5. INDIVIDUAL GIVING This is by far the most untapped area of fundraising in sport, but also the area which has the most potential through tax deductible fundraising.

There are 3 key areas of individual giving:

  • Major Gifts – these are donations of significant amounts from individuals to support a fundraising project. A major gift is defined as a gift of significant value to that sporting organisation and as such there is no specific amount to make it significant, rather a measure of relativity against other donations. Donors who make major gifts are generally supporting facility developments, high performance programs, next generation/youth programs or initiatives which have a social purpose.
  • Direct Response – this is mostly seen as a fundraising campaign focusing on members, supporters, family or the wider community. Donations in this space are normally smaller in size and are often made as an add-on to another transaction such as membership or registration, or are made towards a very specific purpose as a result of a specific appeal. Options available to fundraise within the direct response space for sports are:
    • Direct mail – via either hard copy or via email
    • Face to Face fundraising – at events, sporting fixtures or at registration days
    • Advertising – through newsletters or other advertising opportunities
  • Bequests – this is an increasingly common occurrence within sport, whereby the creation of a tailored bequest programs can lead to really attached and engaged members or supporters leaving a lasting legacy gift to their beloved sporting organisation in their wills.
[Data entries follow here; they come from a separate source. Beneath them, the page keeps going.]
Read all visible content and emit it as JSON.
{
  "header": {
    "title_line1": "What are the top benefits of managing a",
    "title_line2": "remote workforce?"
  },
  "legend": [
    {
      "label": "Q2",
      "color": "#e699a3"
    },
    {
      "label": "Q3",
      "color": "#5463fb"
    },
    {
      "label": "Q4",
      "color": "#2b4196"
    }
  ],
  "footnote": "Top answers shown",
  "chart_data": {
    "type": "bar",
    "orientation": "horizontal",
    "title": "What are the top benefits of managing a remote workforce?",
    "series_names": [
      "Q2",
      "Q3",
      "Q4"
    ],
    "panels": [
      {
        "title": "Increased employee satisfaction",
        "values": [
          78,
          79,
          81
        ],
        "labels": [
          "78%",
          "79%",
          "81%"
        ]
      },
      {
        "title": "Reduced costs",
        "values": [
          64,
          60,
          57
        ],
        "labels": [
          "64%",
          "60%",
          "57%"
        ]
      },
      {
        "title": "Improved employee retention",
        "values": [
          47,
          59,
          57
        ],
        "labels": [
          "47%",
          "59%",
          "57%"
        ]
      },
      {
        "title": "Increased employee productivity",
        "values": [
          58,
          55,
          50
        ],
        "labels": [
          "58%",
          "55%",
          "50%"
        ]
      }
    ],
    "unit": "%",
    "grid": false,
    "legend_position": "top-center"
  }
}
WHY DOES SPORT HAVE SUCH A GREAT OPPORTUNITY TO FUNDRAISE?
Within fundraising circles, such as charity, the cycle to fundraising includes running a campaign to get people to care, then attaching a mechanism to encourage these people to donate to that cause because they care.
Sport is different and has a really distinct advantage over other fundraising bodies, in that sport already has a really rusted-on and engaged stakeholder group who care passionately about their chosen sport and especially their chosen club. These people come in the form of:

  • members
  • players or participants
  • alumni
  • fans and spectators

These people will forever be fans of and associate themselves with your sport and club. It is highly unusual for a sports fan to walk away and start to support another club or sport with the same passion as they do yours. Sport “owns” this audience, as these people have all made a conscious decision to engage with your organisation. This engagement comes in the form of registration, membership subscription or the purchase of merchandise. All of these engagements involve a financial commitment and these financial commitments are made simply because these people want to be involved and they want to see your organisation succeed and prosper.

Fundraising provides an impact and enacts change in a way that few other avenues are able to do, and fundraising through the Australian Sports Foundation enables those who care enough to donate to claim a tax deduction for their contributions.

Remember, Fundraising is not begging, Fundraising is about providing an opportunity for those who really care to make a contribution that will make a difference.

Fundraising gives these highly passionate and engaged stakeholders an avenue in which they can contribute to your organisation in a really meaningful way towards a project or cause which has significant importance to the future of the sport or sporting organisation that they are so passionately connected to.